Last month I decided to leave instagram. I didn’t deactivate my account or anything, and I’ll still be posting periodically. But my entire relationship with the app needs (and has needed for quite some time) to drastically change. Perhaps many of you feel similarly, and for this reason I want to share my reasons for cutting the cord.
TRAUMA. Instagram has been traumatic for me ever since Oct 7. I am unable to escape the horror, the grief, the hate, the accusations, the obligations. I cannot live, let alone create art, when I am traumatized every time I open my phone.
ECHO CHAMBERS. My perception of the world is flattened by the algorithm. I am told that everyone hates me, that I should hate them too. I am shown one side of an issue, while the other is hidden from me. I will no longer allow it control over my knowledge and my thoughts.
THE MICROPHONE. “Instagram is a tool for activism, and spreading information!” Yes, to a degree. But I am not an activist. I am an artist. My voice is in my art, and art takes time. When I’m posting shallow activism art, it robs me of the time and energy required to create work with depth of meaning. The microphone means nothing if I have nothing good to say.
TIME. So much time spent on my phone. And when I put it down, I’m spending time thinking about my phone. Then I spend time trying not to think about my phone. And by that time, I feel the need to check my phone again. Bad.
LIVING ON SOCIAL MEDIA DETRACTS FROM MY REAL LIFE. And yes, we need some digital media to stay connected with the world. But are we looking at our phones more than we look at the sky? Are we commenting in controversial threads more than talking to real people? Are we exhausting ourselves with digital experiences rather than experiencing the world? The answer for me these past few months has been yes. I want that to change.
MY IMPACT WILL BE BIGGER IF I CAN FUNCTION. When I am constantly thinking of when I’ll post, what I’ll post, if I post, If I don’t post, what she posted, why he didn’t post anything, why no one is posting this…..I can’t function. I can’t focus, I can’t work. And if I can’t work, then I will have no impact in the world whatsoever. To help the people I love and make a difference, I need to start with myself. I need to be functional.
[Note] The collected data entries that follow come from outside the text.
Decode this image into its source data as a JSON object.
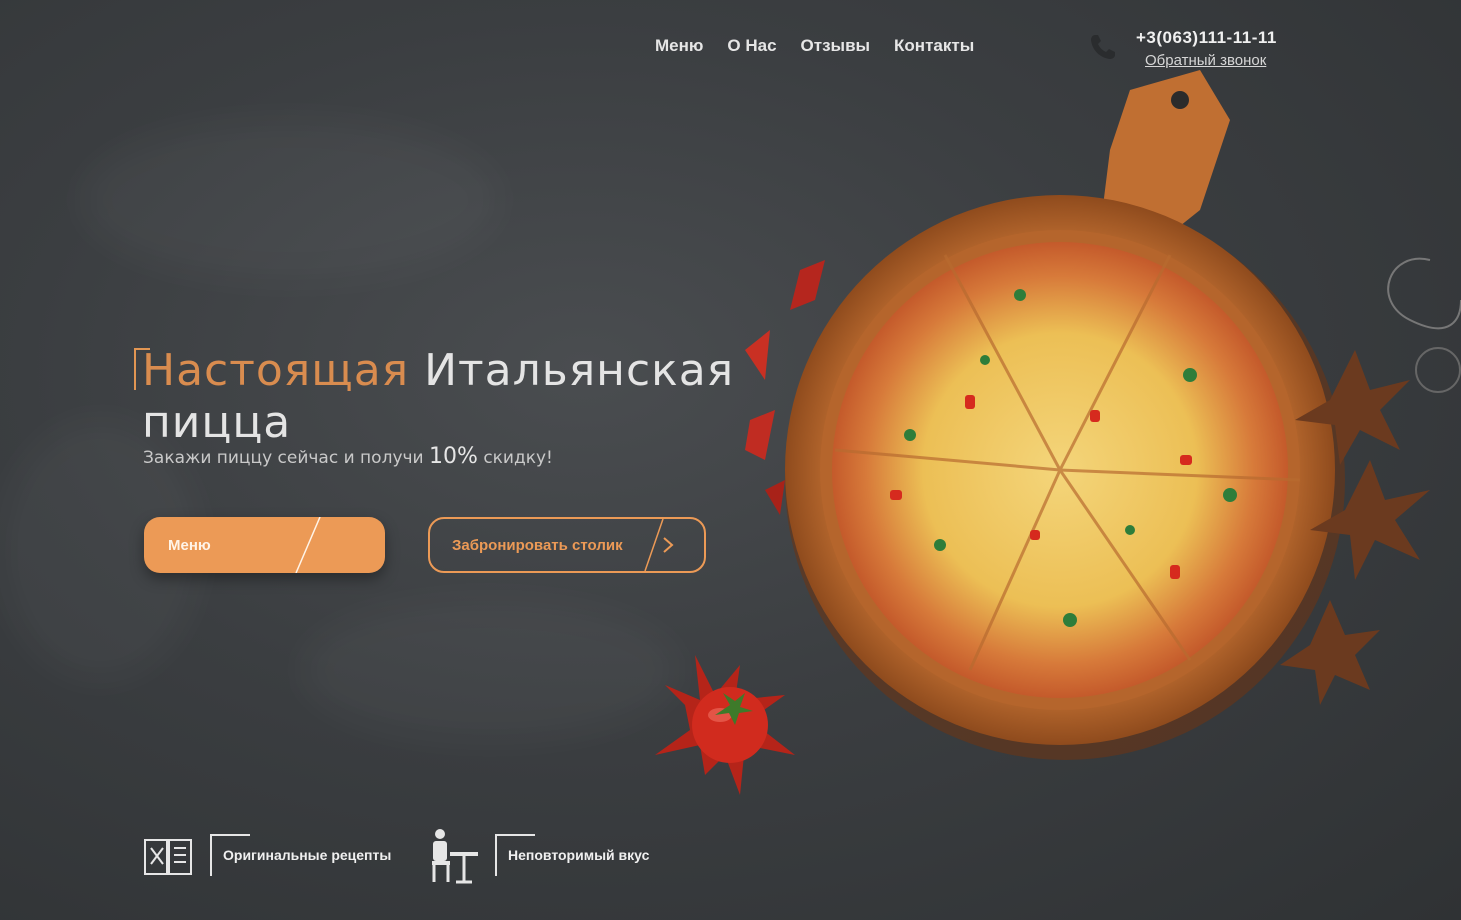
{
  "nav": {
    "items": [
      "Меню",
      "О Нас",
      "Отзывы",
      "Контакты"
    ]
  },
  "contact": {
    "phone": "+3(063)111-11-11",
    "callback_label": "Обратный звонок",
    "icon": "phone-icon"
  },
  "hero": {
    "title_accent": "Настоящая",
    "title_main": "Итальянская",
    "title_line2": "пицца",
    "subtitle_before": "Закажи пиццу сейчас и получи",
    "subtitle_percent": "10%",
    "subtitle_after": "скидку!"
  },
  "buttons": {
    "menu_label": "Меню",
    "book_label": "Забронировать столик"
  },
  "features": [
    {
      "label": "Оригинальные рецепты",
      "icon": "recipe-book-icon"
    },
    {
      "label": "Неповторимый вкус",
      "icon": "diner-at-table-icon"
    }
  ],
  "colors": {
    "accent": "#ec9a56",
    "background": "#3b3e41",
    "text": "#e6e6e6"
  }
}
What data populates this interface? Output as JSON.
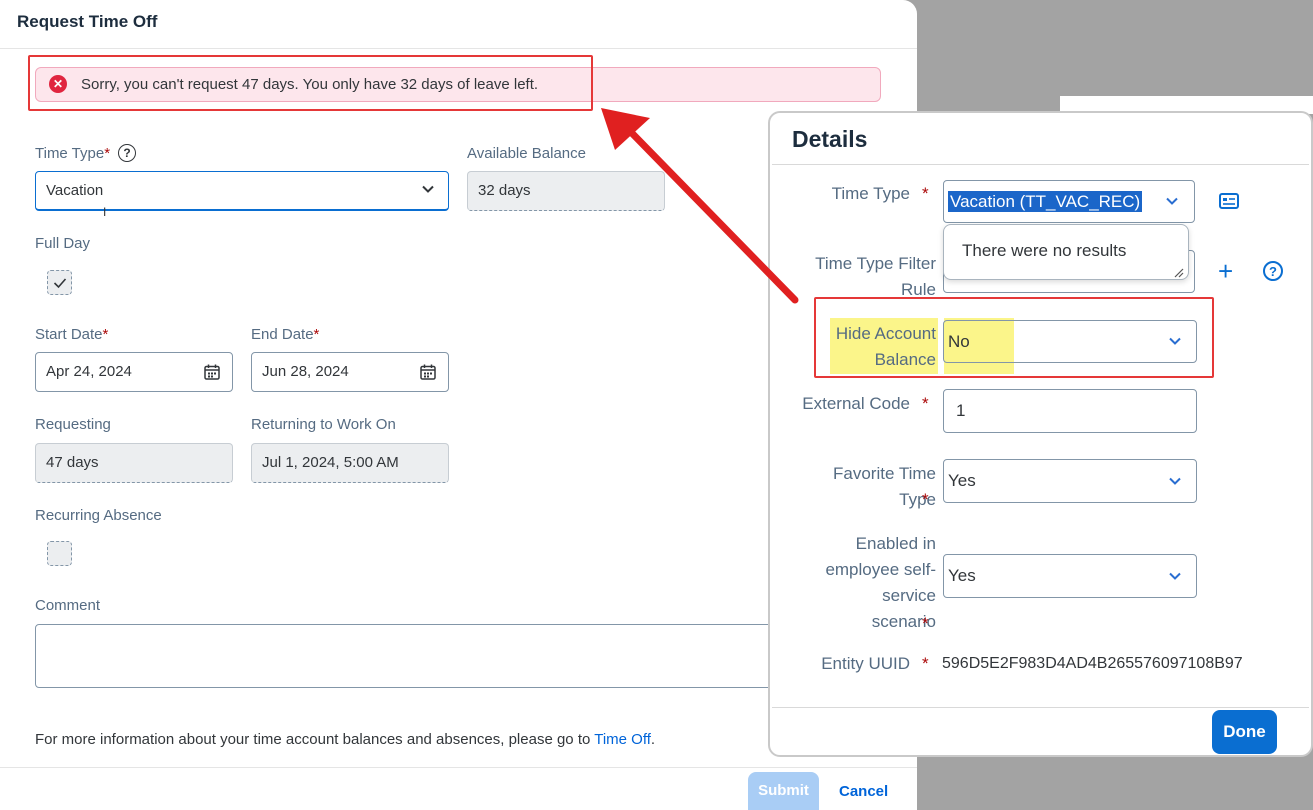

I CAN ONLY BE HALF OF ME. Am I Jewish or am I an illustrator? Do I stand for what I believe in or promote my craft? Do I hide one part of me in order for the other part to succeed? How do I be my whole self without betraying someone? I need to work this out.
Being on the internet and having an audience, it feels like eyes are on me all the time. It feels like there’s a spotlight on me, like there’s a microphone held in front of me. By pulling myself off of this platform, I have pulled a curtain over myself and my practice. I’m finally alone, finally free to think and create without the feeling of being watched.
When you close one door, others doors will open. I am already experiencing profound benefits from this decision and, while there are doubts about how this will affect my business, I have no doubt that the rewards will be worth the risk.